Les députés de gauche pointent aussi du doigt une "méconnaissance du principe d'égalité dans l'exercice de la liberté d'enseignement" avec l'article 1er G. Il y est spécifié que les étudiants étrangers doivent justifier du caractère "réel et sérieux" de leurs études. 

L'exclusion des étrangers en situation irrégulière de la tarification sociale des transports par l'article 1er J est également contestée. Les parlementaires dénoncent en outre une "méconnaissance du droit à la protection de la santé" en "restreignant les conditions d'obtention" des titres de séjour pour les étrangers malades, ou encore des dispositions plus favorables pour certaines catégories de personnes, tel l'article 1er K, qui dispense les ressortissants britanniques propriétaires de demande de visa long. Là encore, une rupture du "principe d'égalité" est évoquée.

Une potentielle entorse à la séparation des pouvoirs

Dans leurs recours, les élus de gauche fustigent l'article 1er A. Celui-ci prévoit l'instauration de quotas fixés par le Parlement pour plafonner "pour les trois années à venir" le nombre d'étrangers admis sur le territoire. En imposant un débat annuel sur ces quotas migratoires, mission normalement réservée au gouvernement, comme l'a rappelé le Conseil constitutionnel dans une décision du 20 novembre 2003, "le législateur a outrepassé son domaine de compétence", considèrent les élus de gauche. 
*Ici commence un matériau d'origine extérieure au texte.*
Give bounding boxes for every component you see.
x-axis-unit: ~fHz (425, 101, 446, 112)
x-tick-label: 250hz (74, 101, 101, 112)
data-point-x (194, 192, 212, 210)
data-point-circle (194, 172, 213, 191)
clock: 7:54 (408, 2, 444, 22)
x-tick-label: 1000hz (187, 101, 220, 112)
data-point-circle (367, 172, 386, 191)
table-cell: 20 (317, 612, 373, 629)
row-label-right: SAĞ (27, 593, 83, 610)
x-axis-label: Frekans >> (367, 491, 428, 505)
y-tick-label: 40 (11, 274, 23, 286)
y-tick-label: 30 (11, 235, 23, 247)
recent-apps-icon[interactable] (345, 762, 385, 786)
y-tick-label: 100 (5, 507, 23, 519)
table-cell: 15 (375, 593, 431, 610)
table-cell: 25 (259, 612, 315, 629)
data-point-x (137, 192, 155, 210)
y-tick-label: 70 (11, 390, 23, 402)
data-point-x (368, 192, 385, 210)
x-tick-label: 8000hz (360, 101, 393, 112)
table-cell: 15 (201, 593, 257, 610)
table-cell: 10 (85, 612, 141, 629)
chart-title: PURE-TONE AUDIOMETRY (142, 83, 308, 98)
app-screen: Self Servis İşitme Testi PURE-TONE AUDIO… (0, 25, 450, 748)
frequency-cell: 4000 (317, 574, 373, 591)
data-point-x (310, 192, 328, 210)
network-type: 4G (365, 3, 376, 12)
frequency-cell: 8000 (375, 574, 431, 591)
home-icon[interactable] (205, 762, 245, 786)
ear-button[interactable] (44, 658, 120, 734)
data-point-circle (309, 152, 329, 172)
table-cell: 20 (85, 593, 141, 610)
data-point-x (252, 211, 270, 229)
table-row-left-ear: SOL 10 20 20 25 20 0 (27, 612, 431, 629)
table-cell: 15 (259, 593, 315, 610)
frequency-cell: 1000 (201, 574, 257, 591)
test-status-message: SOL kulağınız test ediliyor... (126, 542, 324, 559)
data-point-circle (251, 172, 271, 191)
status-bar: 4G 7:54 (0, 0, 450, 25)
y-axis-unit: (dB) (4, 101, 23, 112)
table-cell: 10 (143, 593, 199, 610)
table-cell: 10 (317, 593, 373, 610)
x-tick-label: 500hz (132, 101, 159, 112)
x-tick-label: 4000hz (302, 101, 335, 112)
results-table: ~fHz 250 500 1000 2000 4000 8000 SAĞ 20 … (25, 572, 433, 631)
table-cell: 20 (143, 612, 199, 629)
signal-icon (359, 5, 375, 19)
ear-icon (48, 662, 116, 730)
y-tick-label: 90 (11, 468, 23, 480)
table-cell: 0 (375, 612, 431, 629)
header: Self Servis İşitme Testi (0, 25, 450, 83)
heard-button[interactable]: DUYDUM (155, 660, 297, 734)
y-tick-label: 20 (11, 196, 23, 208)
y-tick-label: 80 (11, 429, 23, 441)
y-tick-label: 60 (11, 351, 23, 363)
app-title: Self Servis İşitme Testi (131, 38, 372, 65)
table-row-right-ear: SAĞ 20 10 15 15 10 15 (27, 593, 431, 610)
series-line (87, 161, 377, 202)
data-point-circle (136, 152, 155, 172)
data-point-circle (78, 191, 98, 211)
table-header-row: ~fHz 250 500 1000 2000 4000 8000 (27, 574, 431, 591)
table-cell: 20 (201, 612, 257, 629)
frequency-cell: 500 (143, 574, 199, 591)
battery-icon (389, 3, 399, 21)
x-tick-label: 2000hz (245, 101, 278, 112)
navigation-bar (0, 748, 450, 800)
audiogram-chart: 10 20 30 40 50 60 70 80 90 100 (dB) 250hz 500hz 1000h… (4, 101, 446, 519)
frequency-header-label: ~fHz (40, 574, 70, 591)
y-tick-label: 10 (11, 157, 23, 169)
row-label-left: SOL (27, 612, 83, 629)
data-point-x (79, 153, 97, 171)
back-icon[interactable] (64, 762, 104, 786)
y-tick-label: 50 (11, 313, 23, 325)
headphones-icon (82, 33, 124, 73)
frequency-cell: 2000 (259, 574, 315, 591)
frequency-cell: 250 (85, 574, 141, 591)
Cette disposition, également pointée du doigt par la présidente de l'Assemblée nationale, pourrait constituer une double entorse à la Constitution : une injonction du Parlement à l'exécutif contraire à la séparation des pouvoirs, et une discrimination entre deux étrangers dans des situations similaires, seulement séparés par le "seuil" du quota. "Si ces critères sont appliqués à une centaine d'entrants mais pas au 101e pour des raisons qui n'ont pas trait à sa situation (…) c'est fondamentalement problématique", illustre ainsi le constitutionnaliste Benjamin Morel sur Public Sénat.